6.2.1 Effet de la douleur sur la motricité

L’effet de la douleur sur le patron locomoteur a été investigué de nombreuses fois, mettant en avant des changements au niveau de l’activation musculaire et au niveau biomécanique, affectant la qualité du patron locomoteur (Hodges & Tucker, 2011; Bank et al., 2013). Toutefois, ces études se concentrent principalement sur l’effet d’une douleur nociceptive et non neuropathique. Une étude récente s’est intéressée à mesurer les effets d’une douleur expérimentale cutanée (mimant les effets d’une DN) sur l’apprentissage moteur à la marche. Les résultats ont montré que la douleur n’influençait pas la performance motrice lors de la tâche au jour 1, mais influençait la performance au jour 2, ce qui démontre l’impact de la douleur sur la rétention d’une tâche locomotrice (Bouffard et al., 2014).

D’autres études ont mesuré l’effet d’une DN sur l’excitabilité des circuits moteurs. Les résultats indiquent une diminution de l’amplitude des MEPs pour les muscles ayant reçu la douleur, ce qui montre une inhibition des circuits moteur en présence de DN (Farina et al., 2001; Le Pera et

al., 2001).

Ces études montrent que les mécanismes sous-jacents à la douleur et à la motricité partagent des circuits aussi au niveau cortical, et montrent l’effet négatif de la douleur sur la motricité.

6.2.2 Effet de la motricité sur la douleur

Il est généralement bien connu que les exercices physiques ont un effet positif sur la douleur chronique (O'Connor et al., 2015), principalement dû à un effet analgésique (Koltyn, 2000). L’effet bénéfique d’un entrainement sur la DN à la suite d’une LM a été montré lors de rapports de cas. En effet, il a mesuré que des individus ayant une LM complète avait une diminution du niveau de DN à la suite d’un entrainement moteur impliquant un ergomètre (Norrbrink et al., 2012) ou d’un entrainement impliquant l’utilisation d’un exosquelette (Kressler et al., 2014; Cruciger et al., 2016).
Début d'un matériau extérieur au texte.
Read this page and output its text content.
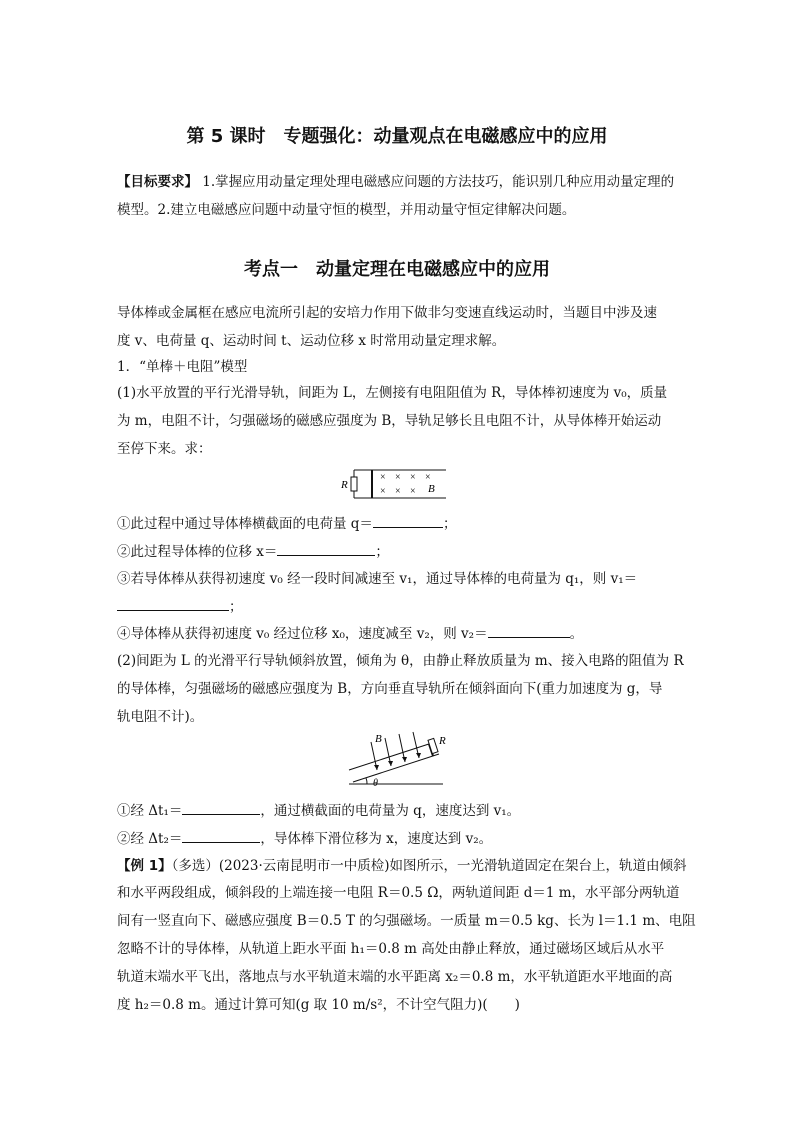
第 5 课时　专题强化：动量观点在电磁感应中的应用
【目标要求】 1.掌握应用动量定理处理电磁感应问题的方法技巧，能识别几种应用动量定理的
模型。2.建立电磁感应问题中动量守恒的模型，并用动量守恒定律解决问题。
考点一　动量定理在电磁感应中的应用
导体棒或金属框在感应电流所引起的安培力作用下做非匀变速直线运动时，当题目中涉及速
度 v、电荷量 q、运动时间 t、运动位移 x 时常用动量定理求解。
1．“单棒＋电阻”模型
(1)水平放置的平行光滑导轨，间距为 L，左侧接有电阻阻值为 R，导体棒初速度为 v₀，质量
为 m，电阻不计，匀强磁场的磁感应强度为 B，导轨足够长且电阻不计，从导体棒开始运动
至停下来。求：
R
× × × ×
× × × B
①此过程中通过导体棒横截面的电荷量 q＝	；
②此过程导体棒的位移 x＝	；
③若导体棒从获得初速度 v₀ 经一段时间减速至 v₁，通过导体棒的电荷量为 q₁，则 v₁＝
；
④导体棒从获得初速度 v₀ 经过位移 x₀，速度减至 v₂，则 v₂＝	。
(2)间距为 L 的光滑平行导轨倾斜放置，倾角为 θ，由静止释放质量为 m、接入电路的阻值为 R
的导体棒，匀强磁场的磁感应强度为 B，方向垂直导轨所在倾斜面向下(重力加速度为 g，导
轨电阻不计)。
B	R
θ
①经 Δt₁＝	，通过横截面的电荷量为 q，速度达到 v₁。
②经 Δt₂＝	，导体棒下滑位移为 x，速度达到 v₂。
【例 1】（多选）(2023·云南昆明市一中质检)如图所示，一光滑轨道固定在架台上，轨道由倾斜
和水平两段组成，倾斜段的上端连接一电阻 R＝0.5 Ω，两轨道间距 d＝1 m，水平部分两轨道
间有一竖直向下、磁感应强度 B＝0.5 T 的匀强磁场。一质量 m＝0.5 kg、长为 l＝1.1 m、电阻
忽略不计的导体棒，从轨道上距水平面 h₁＝0.8 m 高处由静止释放，通过磁场区域后从水平
轨道末端水平飞出，落地点与水平轨道末端的水平距离 x₂＝0.8 m，水平轨道距水平地面的高
度 h₂＝0.8 m。通过计算可知(g 取 10 m/s²，不计空气阻力)(　　)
Des résultats similaires menant aux mêmes conclusions ont aussi été observés à la suite d’un entrainement avec exosquelette, mais à la suite d’une LMi cette fois-ci (Labruyere & van Hedel, 2014).

D’autres études ont mesuré les effets de la TDCS ou de la rTMS sur le niveau de DN dans différentes populations, dont les personnes ayant une LM. Les résultats indiquent qu’il est possible de diminuer le niveau de douleur à la suite de plusieurs sessions stimulant M1, indiquant encore une fois le lien entre les circuits moteurs et nociceptifs (Fregni et al., 2006; Lefaucheur, 2006).

Considérant les interactions présentes entre les mécanismes de douleur et de motricité, il est nécessaire, pour de futures études, de prendre en compte ces deux aspects lors de la réadaptation à la suite d’une LM. Cela permettrait de davantage comprendre les mécanismes impliqués, mais aussi d’offrir de nouvelles opportunités en ce qui concerne le traitement de la DN (Nees et al., 2017).